Radiologists are asked to describe all of their observations on one medical image, which leads to serious data deviation on medical tag labels and reports. Typically, each image contains three to five normal tags and a few abnormal terminologies. To alleviate the deviation in multi-label classification tasks, we adopt focal loss in order to optimize the parameters in DenseNet and the medical tag decoder. When the second and third rows are compared, the performance shows its capability to balance deviation and improve AUC metrics. Without focal loss, the performances on AUC metrics decrease by \(0.9\%\) and \(0.7\%\) respectively on the two datasets.

5.5.3 Are external auxiliary signals useful?

The external auxiliary signals guide the pretraining procedure to assist the model in memorizing and phrasing medical knowledge. As expected, ASGK benefits a lot from the pretraining procedure. The performance on automatic metrics are boosted substantially from \(289.7\%\) to \(317.2\%\) and \(59.1\%\) to \(66.9\%\) on the two datasets respectively, which indicates that external auxiliary signal-guided training is capable of generating accurate and semantically coherent sentence. However, it improves the classification accuracy slightly, by \(0.6\%\), and \(1.8\%\) respectively on the two datasets, which demonstrates that exploiting medical domain knowledge primarily promotes the natural language decoder.
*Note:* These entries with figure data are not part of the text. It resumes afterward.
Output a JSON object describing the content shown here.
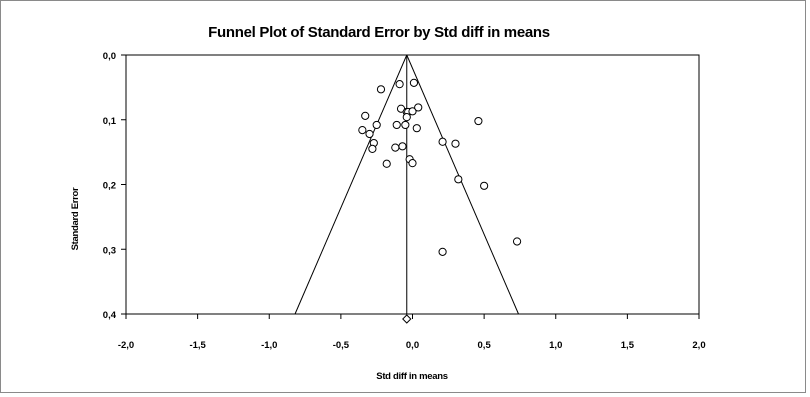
{
  "chart_data": {
    "type": "scatter",
    "title": "Funnel Plot of Standard Error by Std diff in means",
    "xlabel": "Std diff in means",
    "ylabel": "Standard Error",
    "xlim": [
      -2.0,
      2.0
    ],
    "ylim": [
      0.0,
      0.4
    ],
    "y_inverted": true,
    "x_ticks": [
      "-2,0",
      "-1,5",
      "-1,0",
      "-0,5",
      "0,0",
      "0,5",
      "1,0",
      "1,5",
      "2,0"
    ],
    "x_tick_values": [
      -2.0,
      -1.5,
      -1.0,
      -0.5,
      0.0,
      0.5,
      1.0,
      1.5,
      2.0
    ],
    "y_ticks": [
      "0,0",
      "0,1",
      "0,2",
      "0,3",
      "0,4"
    ],
    "y_tick_values": [
      0.0,
      0.1,
      0.2,
      0.3,
      0.4
    ],
    "grid": false,
    "legend": "none",
    "funnel": {
      "center": -0.04,
      "apex_se": 0.0,
      "base_se": 0.4,
      "base_left": -0.82,
      "base_right": 0.74
    },
    "summary_diamond": {
      "x": -0.04,
      "se": 0.4
    },
    "points": [
      {
        "x": -0.09,
        "y": 0.045
      },
      {
        "x": 0.01,
        "y": 0.043
      },
      {
        "x": -0.22,
        "y": 0.053
      },
      {
        "x": -0.08,
        "y": 0.083
      },
      {
        "x": -0.04,
        "y": 0.088
      },
      {
        "x": -0.03,
        "y": 0.088
      },
      {
        "x": 0.0,
        "y": 0.087
      },
      {
        "x": 0.04,
        "y": 0.081
      },
      {
        "x": -0.04,
        "y": 0.096
      },
      {
        "x": -0.33,
        "y": 0.094
      },
      {
        "x": 0.46,
        "y": 0.102
      },
      {
        "x": -0.11,
        "y": 0.108
      },
      {
        "x": -0.05,
        "y": 0.108
      },
      {
        "x": -0.25,
        "y": 0.108
      },
      {
        "x": 0.03,
        "y": 0.113
      },
      {
        "x": -0.35,
        "y": 0.116
      },
      {
        "x": -0.3,
        "y": 0.122
      },
      {
        "x": 0.21,
        "y": 0.134
      },
      {
        "x": 0.3,
        "y": 0.137
      },
      {
        "x": -0.27,
        "y": 0.136
      },
      {
        "x": -0.28,
        "y": 0.145
      },
      {
        "x": -0.07,
        "y": 0.141
      },
      {
        "x": -0.12,
        "y": 0.143
      },
      {
        "x": -0.02,
        "y": 0.161
      },
      {
        "x": 0.0,
        "y": 0.167
      },
      {
        "x": -0.18,
        "y": 0.168
      },
      {
        "x": 0.32,
        "y": 0.192
      },
      {
        "x": 0.5,
        "y": 0.202
      },
      {
        "x": 0.73,
        "y": 0.288
      },
      {
        "x": 0.21,
        "y": 0.304
      }
    ]
  }
}
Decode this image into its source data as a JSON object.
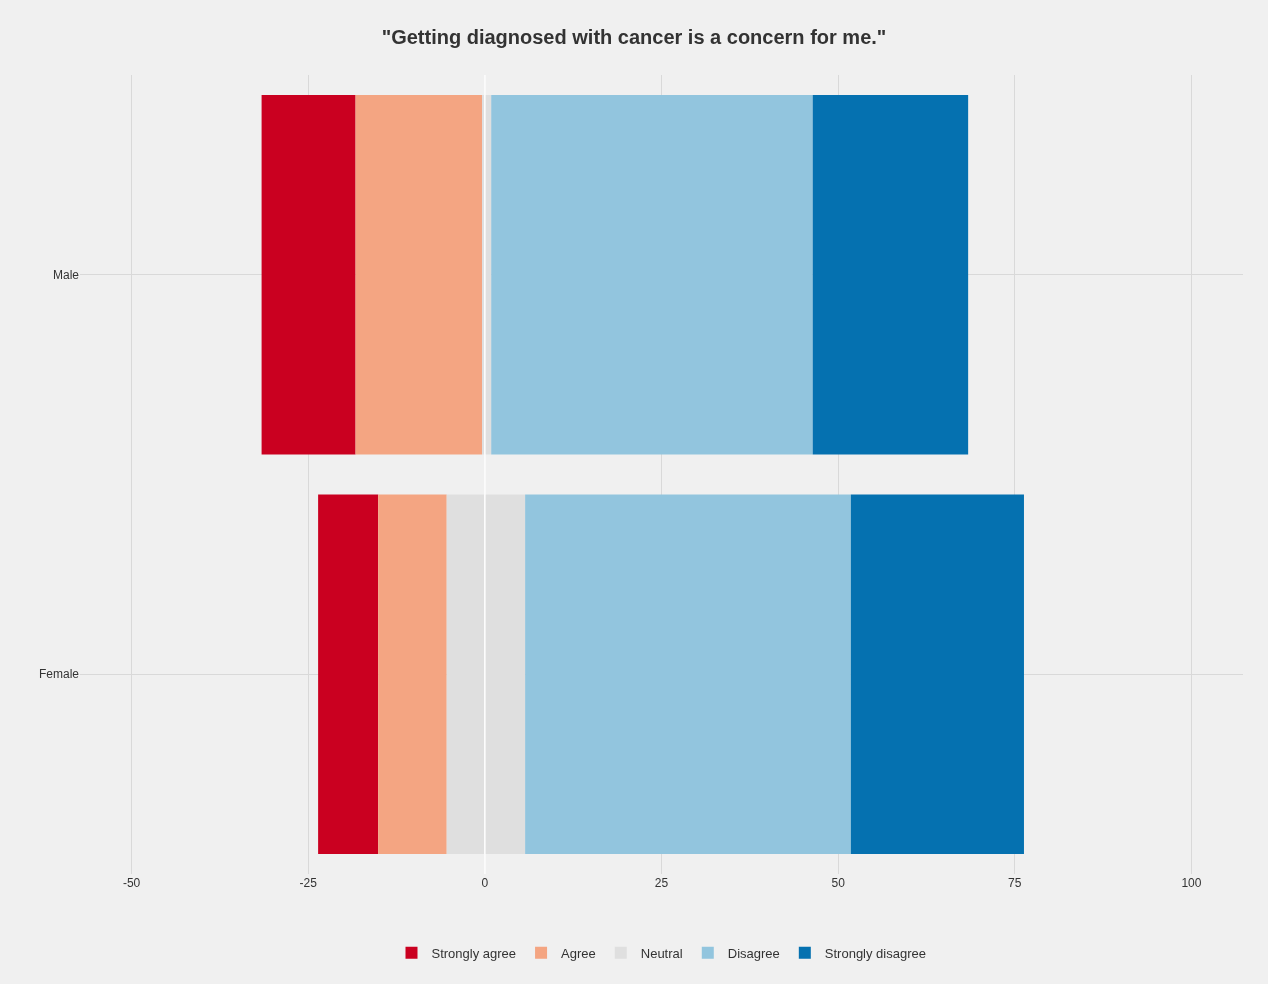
{
  "chart_data": {
    "type": "bar",
    "orientation": "horizontal",
    "title": "\"Getting diagnosed with cancer is a concern for me.\"",
    "categories": [
      "Male",
      "Female"
    ],
    "series": [
      {
        "name": "Strongly agree",
        "color": "#ca0020",
        "base": [
          -31.6,
          -23.6
        ],
        "values": [
          13.3,
          8.5
        ]
      },
      {
        "name": "Agree",
        "color": "#f4a582",
        "base": [
          -18.3,
          -15.1
        ],
        "values": [
          17.9,
          9.7
        ]
      },
      {
        "name": "Neutral",
        "color": "#dfdfdf",
        "base": [
          -0.4,
          -5.4
        ],
        "values": [
          1.3,
          11.1
        ]
      },
      {
        "name": "Disagree",
        "color": "#92c5de",
        "base": [
          0.9,
          5.7
        ],
        "values": [
          45.5,
          46.1
        ]
      },
      {
        "name": "Strongly disagree",
        "color": "#0571b0",
        "base": [
          46.4,
          51.8
        ],
        "values": [
          22.0,
          24.5
        ]
      }
    ],
    "xlim": [
      -57.3,
      107.3
    ],
    "xticks": [
      -50,
      -25,
      0,
      25,
      50,
      75,
      100
    ],
    "ref_lines": [
      {
        "axis": "x",
        "value": 0,
        "color": "#ffffff"
      }
    ],
    "grid": true,
    "legend": "bottom"
  }
}
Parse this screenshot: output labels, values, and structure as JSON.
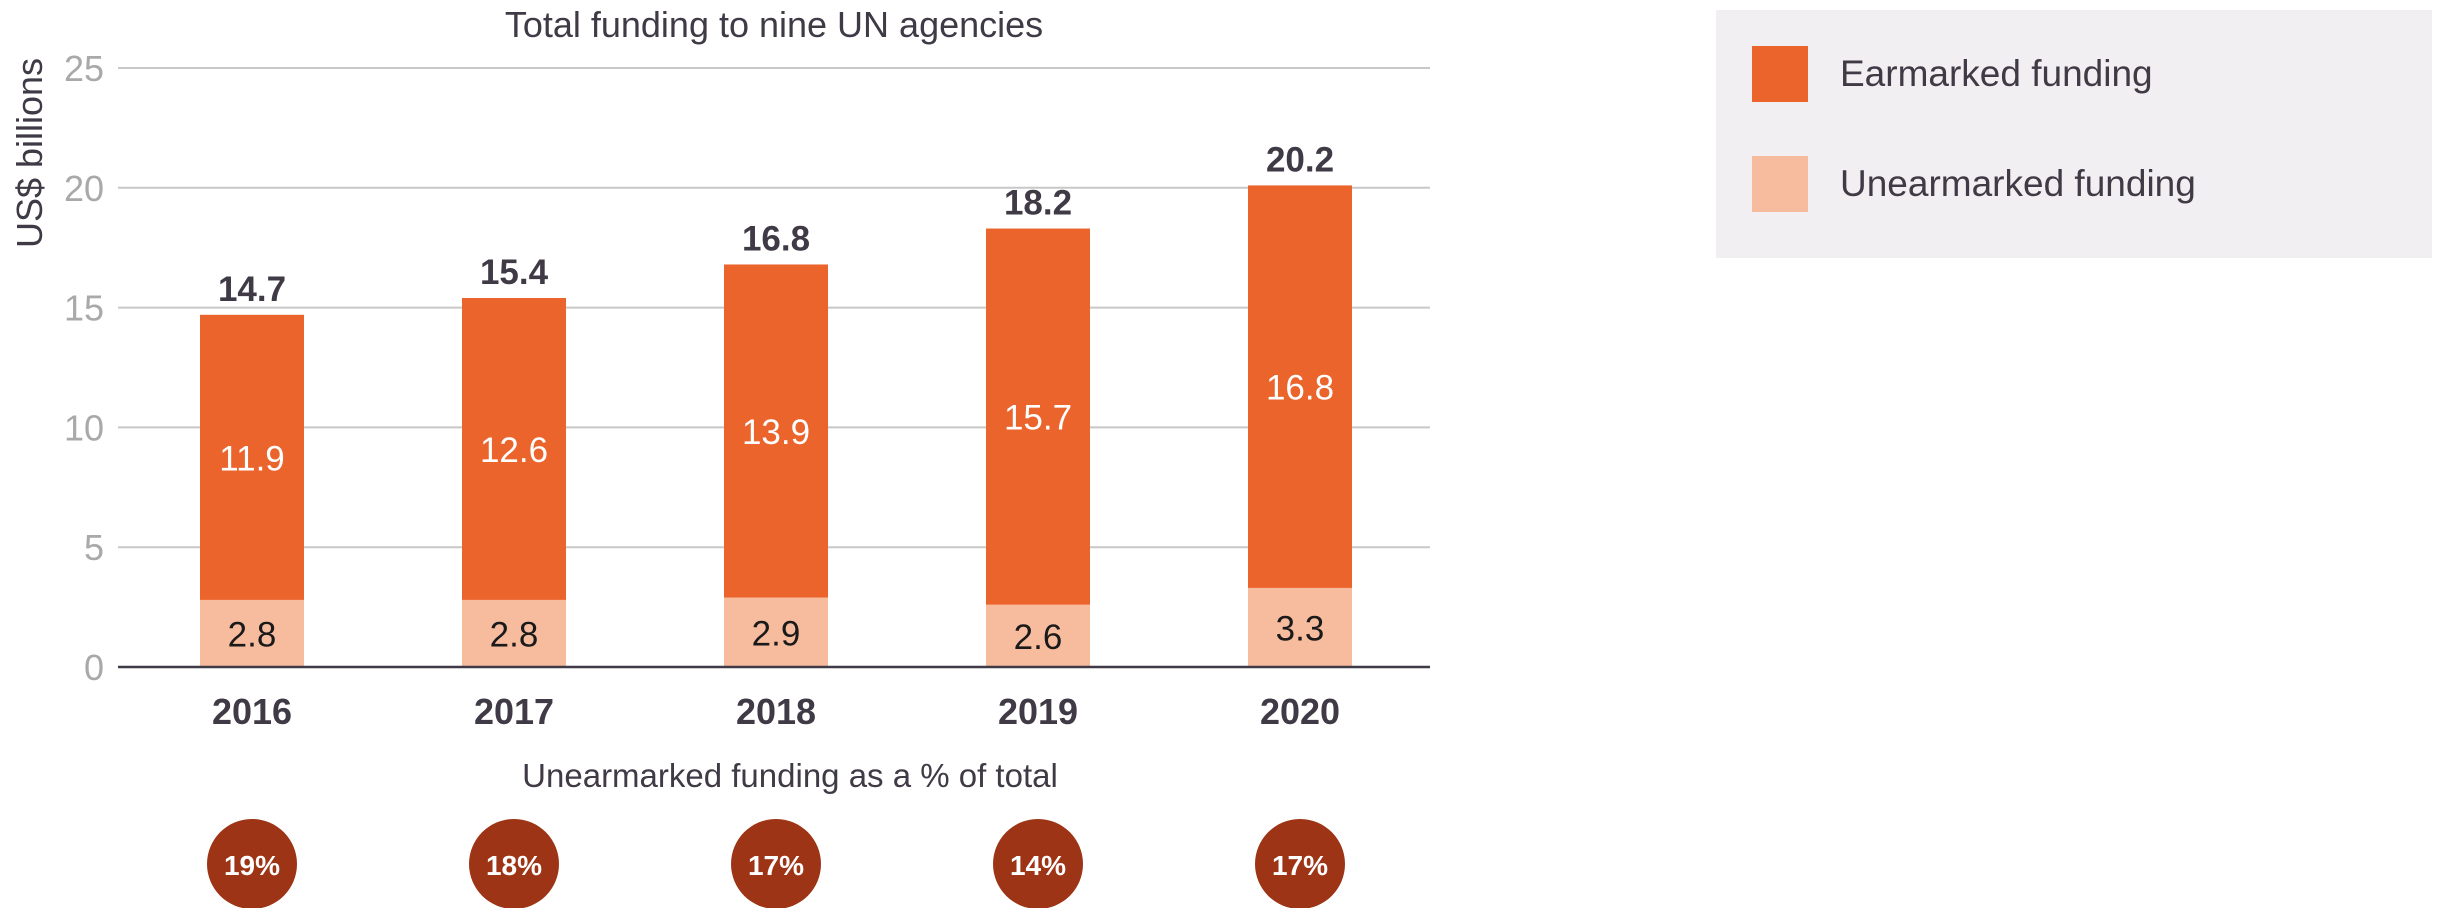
{
  "chart_data": {
    "type": "bar",
    "stacked": true,
    "title": "Total funding to nine UN agencies",
    "ylabel": "US$ billions",
    "xlabel": "",
    "ylim": [
      0,
      25
    ],
    "yticks": [
      0,
      5,
      10,
      15,
      20,
      25
    ],
    "grid": true,
    "legend_position": "top-right",
    "categories": [
      "2016",
      "2017",
      "2018",
      "2019",
      "2020"
    ],
    "series": [
      {
        "name": "Unearmarked funding",
        "color": "#f7bb9d",
        "values": [
          2.8,
          2.8,
          2.9,
          2.6,
          3.3
        ]
      },
      {
        "name": "Earmarked funding",
        "color": "#eb642c",
        "values": [
          11.9,
          12.6,
          13.9,
          15.7,
          16.8
        ]
      }
    ],
    "totals": [
      "14.7",
      "15.4",
      "16.8",
      "18.2",
      "20.2"
    ],
    "percent_title": "Unearmarked funding as a % of total",
    "percentages": [
      "19%",
      "18%",
      "17%",
      "14%",
      "17%"
    ],
    "percent_color": "#9e3416"
  }
}
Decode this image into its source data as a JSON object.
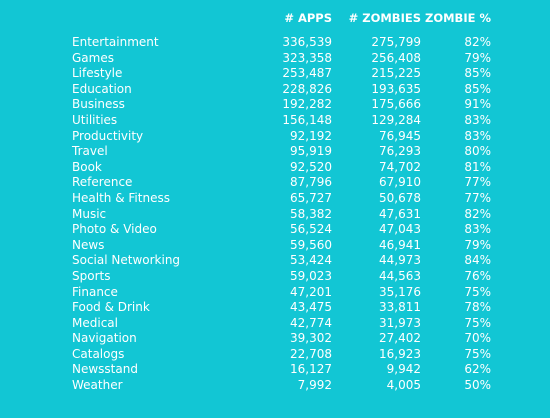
{
  "chart_data": {
    "type": "table",
    "columns": [
      "",
      "# APPS",
      "# ZOMBIES",
      "ZOMBIE %"
    ],
    "rows": [
      [
        "Entertainment",
        "336,539",
        "275,799",
        "82%"
      ],
      [
        "Games",
        "323,358",
        "256,408",
        "79%"
      ],
      [
        "Lifestyle",
        "253,487",
        "215,225",
        "85%"
      ],
      [
        "Education",
        "228,826",
        "193,635",
        "85%"
      ],
      [
        "Business",
        "192,282",
        "175,666",
        "91%"
      ],
      [
        "Utilities",
        "156,148",
        "129,284",
        "83%"
      ],
      [
        "Productivity",
        "92,192",
        "76,945",
        "83%"
      ],
      [
        "Travel",
        "95,919",
        "76,293",
        "80%"
      ],
      [
        "Book",
        "92,520",
        "74,702",
        "81%"
      ],
      [
        "Reference",
        "87,796",
        "67,910",
        "77%"
      ],
      [
        "Health & Fitness",
        "65,727",
        "50,678",
        "77%"
      ],
      [
        "Music",
        "58,382",
        "47,631",
        "82%"
      ],
      [
        "Photo & Video",
        "56,524",
        "47,043",
        "83%"
      ],
      [
        "News",
        "59,560",
        "46,941",
        "79%"
      ],
      [
        "Social Networking",
        "53,424",
        "44,973",
        "84%"
      ],
      [
        "Sports",
        "59,023",
        "44,563",
        "76%"
      ],
      [
        "Finance",
        "47,201",
        "35,176",
        "75%"
      ],
      [
        "Food & Drink",
        "43,475",
        "33,811",
        "78%"
      ],
      [
        "Medical",
        "42,774",
        "31,973",
        "75%"
      ],
      [
        "Navigation",
        "39,302",
        "27,402",
        "70%"
      ],
      [
        "Catalogs",
        "22,708",
        "16,923",
        "75%"
      ],
      [
        "Newsstand",
        "16,127",
        "9,942",
        "62%"
      ],
      [
        "Weather",
        "7,992",
        "4,005",
        "50%"
      ]
    ]
  },
  "colors": {
    "background": "#12c6d4",
    "text": "#ffffff"
  }
}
Furthermore, our findings show that without external auxiliary signals, the model fails to alleviate the data bias and is therefore prone to repeating several specific words and sentences in one report.

Overall, the internal signals mainly facilitate the medical tag encoder’s effectiveness in generating fine-grained sentences and describing more medical tags. The external signals enable the natural language decoder to generate more semantically coherent sentences.

6 Broader impacts

This work practically analyzes a meaningful task combined with the computer vision and natural language processing task, medical report generation. Especially when pandemic happens like COVID-19, robust and accurate medical report generation technology is of great clinical value, which can reduce the burden on doctors and enable people to more accurately grasp their health status. We propose an anthropomorphic model, mimicking radiologists’ working patterns, to promote the medical report generation task via acquiring easily-accessed auxiliary signals. This approach may inspire those researchers who have limited access to medical image resources to dig deeper into adopting unsupervised learning methods to acquire more auxiliary signals to supervised this task and achieve state-of-the-art performances. However, it still needs more effort to provide theoretical interpretation for these auxiliary signals. And our algorithm should be utilized carefully in clinical practice since medical decisions may lead to live-or-death consequences.

7 Conclusions and future work

In this paper, we proposed an Auxiliary Signal-Guided Knowledge Encoder-Decoder approach that mimics radiologists’ working patterns to generate fine-grained and semantically coherent medical reports. We investigated how to best crop the auxiliary region from the global medical image, how to exploit medical domain knowledge from medical textbook, and how these auxiliary signals work. Experiments demonstrate that ASGK outperforms existing methods and boosts the performance of medical report generation tasks on report generation and tag classification on two medical datasets. Moreover, we have constructed and released a new medical report dataset, COV-CTR, to contribute to the community. In the future, we plan to focus on building a general captioning framework guided by auxiliary signals to encode and decode general corpora knowledge.